A South African blogging acquaintance, a runner called Karien, recently posted an article featuring her five favourite race medals. Quality and design-wise they are each very exotic and far outshine any of those in my collection. In fact, her five least favourite medals - her subject for another posting - also put the majority of mine to shame. Don't believe it Karien when you say that South Africa must be the 'original home of the crappy medal' for I can assure you England produces some pretty cheap and ugly ones. Only a couple of weeks back, a medal I received belatedly, for an MV80 victory in a 1500m track race last September, was so tatty compared to others I'd won the same day that it was only fit for the trash can. Anyhow, a seed was sown so here are some of my personal favourites, not because of their quality or appearance but for the memories they revive. I have many more.

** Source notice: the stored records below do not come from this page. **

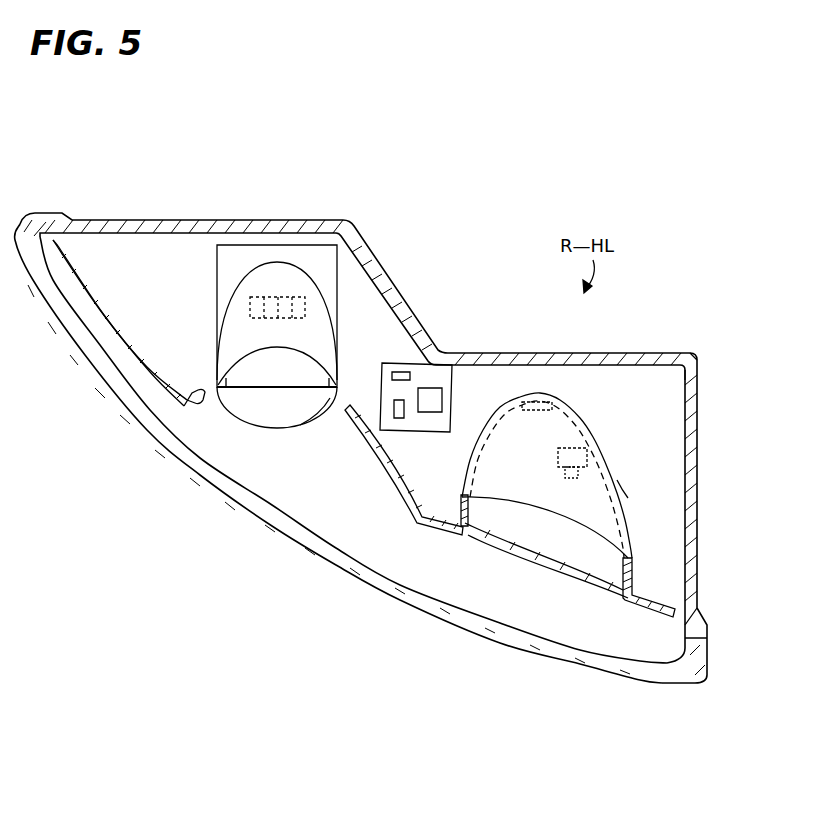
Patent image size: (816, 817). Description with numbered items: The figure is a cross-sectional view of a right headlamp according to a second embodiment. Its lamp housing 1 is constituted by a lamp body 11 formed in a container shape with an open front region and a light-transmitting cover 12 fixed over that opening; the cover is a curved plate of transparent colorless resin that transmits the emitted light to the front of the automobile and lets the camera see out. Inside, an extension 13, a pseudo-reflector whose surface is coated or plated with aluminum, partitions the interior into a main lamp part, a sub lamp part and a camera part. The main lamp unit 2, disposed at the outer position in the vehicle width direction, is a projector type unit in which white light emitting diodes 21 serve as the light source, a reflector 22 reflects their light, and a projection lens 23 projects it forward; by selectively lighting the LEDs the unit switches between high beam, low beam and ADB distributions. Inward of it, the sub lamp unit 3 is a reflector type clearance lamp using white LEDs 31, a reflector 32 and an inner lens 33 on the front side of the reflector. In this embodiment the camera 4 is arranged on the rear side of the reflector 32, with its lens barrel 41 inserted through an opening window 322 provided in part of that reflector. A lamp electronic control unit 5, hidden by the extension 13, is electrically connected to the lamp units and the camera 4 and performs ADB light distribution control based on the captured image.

The lamp housing 1 is at (413, 298).
The lamp body 11 is at (676, 357).
The light-transmitting cover 12 is at (345, 569).
The extension 13 is at (100, 317).
The main lamp unit 2 is at (272, 244).
The white light emitting diodes 21 is at (250, 306).
The reflector 22 is at (230, 347).
The projection lens 23 is at (305, 413).
The lamp electronic control unit 5 is at (417, 360).
The sub lamp unit 3 is at (547, 392).
The white LEDs 31 is at (528, 417).
The reflector 32 is at (473, 457).
The inner lens 33 is at (503, 553).
The camera 4 is at (583, 450).
The lens barrel 41 is at (580, 470).
The opening window 322 is at (622, 487).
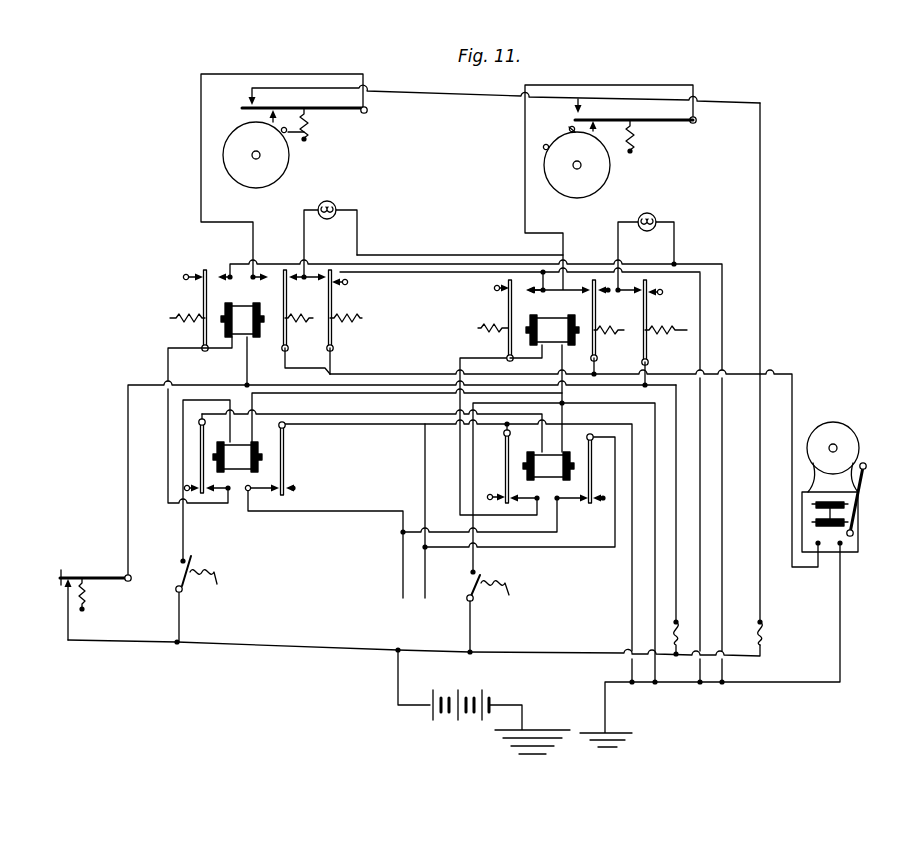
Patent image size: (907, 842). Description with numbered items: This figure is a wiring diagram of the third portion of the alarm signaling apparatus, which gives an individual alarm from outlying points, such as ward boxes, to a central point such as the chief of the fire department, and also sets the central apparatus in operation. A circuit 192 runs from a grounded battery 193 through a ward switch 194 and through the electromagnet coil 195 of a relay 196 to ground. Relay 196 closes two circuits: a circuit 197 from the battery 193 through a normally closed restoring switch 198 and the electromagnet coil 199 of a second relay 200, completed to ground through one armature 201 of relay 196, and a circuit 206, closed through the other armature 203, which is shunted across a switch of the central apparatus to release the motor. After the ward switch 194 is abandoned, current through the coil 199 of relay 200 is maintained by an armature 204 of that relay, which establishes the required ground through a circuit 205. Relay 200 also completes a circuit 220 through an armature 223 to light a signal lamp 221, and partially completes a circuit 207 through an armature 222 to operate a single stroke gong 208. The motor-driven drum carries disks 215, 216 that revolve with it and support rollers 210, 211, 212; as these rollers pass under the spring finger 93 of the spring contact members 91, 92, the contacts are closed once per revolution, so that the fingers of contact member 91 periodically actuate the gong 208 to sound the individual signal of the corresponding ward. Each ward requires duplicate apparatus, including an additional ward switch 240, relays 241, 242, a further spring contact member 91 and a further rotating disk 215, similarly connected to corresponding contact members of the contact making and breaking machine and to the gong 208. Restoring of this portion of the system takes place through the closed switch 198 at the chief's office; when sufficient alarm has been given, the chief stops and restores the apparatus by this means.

The spring contact member 91 is at (612, 108).
The spring contact member 92 is at (363, 93).
The finger 93 is at (364, 113).
The circuit 192 is at (398, 400).
The grounded battery 193 is at (467, 697).
The ward switch 194 is at (181, 569).
The electromagnet coil 195 is at (240, 452).
The relay 196 is at (238, 476).
The circuit 197 is at (170, 357).
The restoring switch 198 is at (95, 577).
The electromagnet coil 199 is at (240, 317).
The second relay 200 is at (248, 293).
The armature 201 is at (202, 450).
The armature 203 is at (283, 465).
The armature 204 is at (203, 290).
The circuit 205 is at (408, 271).
The circuit 206 is at (402, 428).
The circuit 207 is at (201, 130).
The single stroke gong 208 is at (827, 515).
The roller 210 is at (307, 134).
The roller 211 is at (543, 145).
The roller 212 is at (570, 127).
The disk 215 is at (593, 175).
The disk 216 is at (279, 158).
The circuit 220 is at (400, 256).
The signal lamp 221 is at (340, 203).
The armature 222 is at (283, 328).
The armature 223 is at (330, 327).
The ward switch 240 is at (487, 576).
The relay 241 is at (547, 467).
The relay 242 is at (552, 327).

|The 'Peaks' medal - my favourite one of all...|
First: From the day I discovered I could run (June 5th 1987 when I had my first ever win of any description in the Pennine Marathon) my mind became focused on the one race that has always been my favourite in the racing calendar - The Three Peaks of Yorkshire - a fell-running classic over 24 miles with 4,500ft of ascent. I'd watched it from various viewpoints on many occasions and marvelled at the skills and stamina of my super heroes, never dreaming I'd one day be joining their ranks and running alongside them. But in 1993, a week after running sub 3 hour in the London Marathon, and against everyone's advice, I lined up with 447 of Britain's best fell runners and stormed round in a cracking 4:09:27 to finish 193rd overall and easily take the MV60 title. The boxed medal awarded to me, with its image of Horton Church and suitably engraved 'Veteran over 60 Winner' on the reverse, is the one I cherish most in my whole collection. I subsequently won two others in the 'Peaks' but they mean little by comparison to that first one.

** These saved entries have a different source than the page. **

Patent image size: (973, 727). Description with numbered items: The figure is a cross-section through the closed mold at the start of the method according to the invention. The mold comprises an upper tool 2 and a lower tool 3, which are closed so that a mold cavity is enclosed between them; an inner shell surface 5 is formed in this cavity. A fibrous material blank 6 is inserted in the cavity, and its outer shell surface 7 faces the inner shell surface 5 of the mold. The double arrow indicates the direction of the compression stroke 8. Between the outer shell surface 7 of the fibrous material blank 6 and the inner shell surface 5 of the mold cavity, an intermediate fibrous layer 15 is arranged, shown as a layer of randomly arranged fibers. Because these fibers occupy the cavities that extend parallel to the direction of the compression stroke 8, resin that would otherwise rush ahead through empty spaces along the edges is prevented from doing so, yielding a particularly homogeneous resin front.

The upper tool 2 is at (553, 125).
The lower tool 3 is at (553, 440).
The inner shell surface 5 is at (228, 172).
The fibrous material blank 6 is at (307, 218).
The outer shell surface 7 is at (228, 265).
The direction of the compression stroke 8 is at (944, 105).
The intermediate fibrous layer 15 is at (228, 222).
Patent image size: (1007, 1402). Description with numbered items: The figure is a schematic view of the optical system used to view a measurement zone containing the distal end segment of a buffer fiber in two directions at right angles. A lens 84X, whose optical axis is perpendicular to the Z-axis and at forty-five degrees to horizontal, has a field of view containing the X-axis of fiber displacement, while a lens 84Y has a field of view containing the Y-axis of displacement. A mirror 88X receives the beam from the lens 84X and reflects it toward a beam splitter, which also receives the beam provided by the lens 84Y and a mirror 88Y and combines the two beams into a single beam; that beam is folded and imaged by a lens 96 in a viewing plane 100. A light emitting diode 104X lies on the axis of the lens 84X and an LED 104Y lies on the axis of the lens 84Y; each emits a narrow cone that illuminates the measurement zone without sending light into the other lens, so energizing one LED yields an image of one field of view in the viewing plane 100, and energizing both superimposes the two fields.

Second: I'm a bit reluctant to put it so high in the list but I
suppose London's 1993 marathon was a huge milestone in my racing carreer because it was my first sub three hour. As I said in the paragraph above, it took place only a week before my 'Peaks' triumph but was far less meaningful. I'd been cajoled into running it by a Sikh friend, Ajit Singh, who'd finished second to me in the 1992 Pennine marathon. "You must run London with me" he insisted, "you'll beat them all". Meaning all runners over 60. I eventually gave in to pressure, travelled down to London with Ajit on Saturday morning, stayed with his friends overnight and lined up with all the 'good for age' veterans at the Red start on Sunday morning. Being but a dozen yards from the Start line I was away in seconds and through the first mile in little over 6 minutes. I didn't quite get it right (that would come two years later) and was slowing down towards the finish, but still crossed the line in a creditable 2:54:18 - good enough to take the MV60 title. Ajit was right. However, the winner's medal didn't arrive until some weeks later after they'd checked all the cameras and decided I had in fact gone through all the mile markers! It isn't even engraved and merely a larger version of the one all finishers received. Other than that I got nothing - unlike the previous year's MV60 winner, Derek Turnbull, who'd been flown over from New Zealand and put up in a posh hotel, all expenses paid, and awarded prize money for winning his category. Or so I'm told.
|Cheap London Marathon medal - not even engraved...|
|M70 Fell Championship medal - 2004|
Fourth: I'd been searching the calendar for an interesting race to run on the occasion of my 75th birthday in
2007, preferably one my wonderful partner could run too. We eventually decided upon the Great East Anglia Run, a popular 10K road race with chip timing at King's Lynn in Norfolk - an area that is notoriously FLAT. Never having visited Norfolk before we set off a few days prior to the race and camped along the coast to explore, and run, and maybe do a spot of bird watching. Come race day I'd almost to work myself into a frenzy, knowing that in order to win I'd have to beat all the MV70's. There was no MV75 category. Although flat the course had many twists and turns (not to mention bollards) but I whizzed round in 45:32 to indeed beat all the MV70's and come away with a marvellous glass trophy engraved with the date 6th May, 2007 - my birthday - and 1st male veteran 70+. The medal too has the date inscribed upon it, though it's difficult to see in the picture. To add icing to the cake, my wonderful partner finished second in the LV60 category and also came home with an engraved glass plaque.